Monday 31 July 2017

AMD is back


For over a decade the world has been covered in a blue shroud of Intel dominance. Ever since 2006 Intel has been growing its CPU market share dramatically. In Q3 of 2016 Intel had 84% of the market share for CPU sales. This had led to huge problems for consumers. Innovation was slowed, prices rose and Intel no longer had to care about being good to customers as they had no other choice. They were easily smashing Vishera and the Fx series out of the water with their core i5 and i7 CPU skews. The main problem for AMD CPU's was single threaded workload. AMD had learned to fit lots of cores in for a little cost but their CPU's had awful single threaded performance. This led to big losses in areas such as gaming. This was a big loss for AMD as in the late naughties and early twenty-tens gaming exploded (largely in e-sports games) and the demand for desktop CPU's went up. Intel took most of the profit from this. AMD was in a sticky situation and they knew they had to change something drastically...

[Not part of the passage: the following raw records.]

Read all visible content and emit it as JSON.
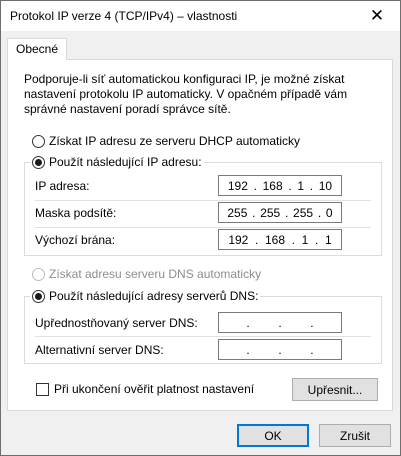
{
  "window": {
    "title": "Protokol IP verze 4 (TCP/IPv4) – vlastnosti",
    "close_glyph": "✕"
  },
  "tabs": [
    {
      "label": "Obecné"
    }
  ],
  "description": "Podporuje-li síť automatickou konfiguraci IP, je možné získat nastavení protokolu IP automaticky. V opačném případě vám správné nastavení poradí správce sítě.",
  "ip_section": {
    "auto_label": "Získat IP adresu ze serveru DHCP automaticky",
    "manual_label": "Použít následující IP adresu:",
    "selected": "manual",
    "fields": [
      {
        "label": "IP adresa:",
        "octets": [
          "192",
          "168",
          "1",
          "10"
        ]
      },
      {
        "label": "Maska podsítě:",
        "octets": [
          "255",
          "255",
          "255",
          "0"
        ]
      },
      {
        "label": "Výchozí brána:",
        "octets": [
          "192",
          "168",
          "1",
          "1"
        ]
      }
    ]
  },
  "dns_section": {
    "auto_label": "Získat adresu serveru DNS automaticky",
    "auto_disabled": true,
    "manual_label": "Použít následující adresy serverů DNS:",
    "selected": "manual",
    "fields": [
      {
        "label": "Upřednostňovaný server DNS:",
        "octets": [
          "",
          "",
          "",
          ""
        ]
      },
      {
        "label": "Alternativní server DNS:",
        "octets": [
          "",
          "",
          "",
          ""
        ]
      }
    ]
  },
  "validate_on_exit": {
    "label": "Při ukončení ověřit platnost nastavení",
    "checked": false
  },
  "buttons": {
    "advanced": "Upřesnit...",
    "ok": "OK",
    "cancel": "Zrušit"
  },
  "ip_dot": "."
}
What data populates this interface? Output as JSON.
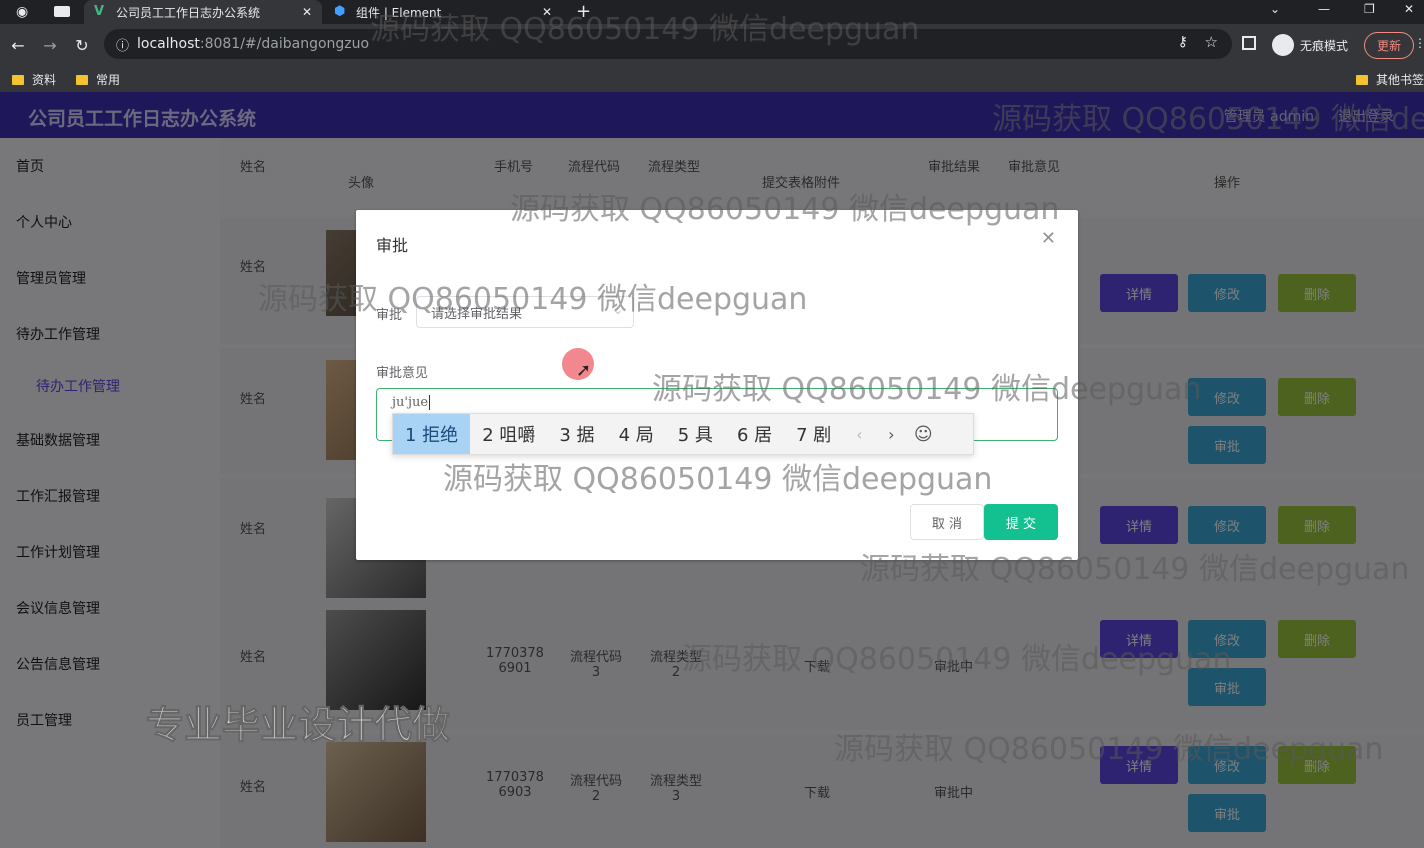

Finally, the Ryzen circle is complete with 7,5 and 3. (similar to core i7, i5, and i3... I wonder why!!?!?). This means that AMD has officially made its comeback firing a broadside of new great value processors. AMD is now back in the favor of all PC enthusiasts. All of their new RYZEN architecture CPU's are full overclockable, come with heaps of L1, 2 and 3 caches, are low TDP and also have loads of threads. All this combined leads to in my opinion the best lineup of CPU's the world has ever seen. AMD's range of CPU's all hit a specific audience and they hit it perfectly. Going from the value of the Ryzen 3 end to extreme performance in the 1800x. Has a list of CPU's ever been easier to understand?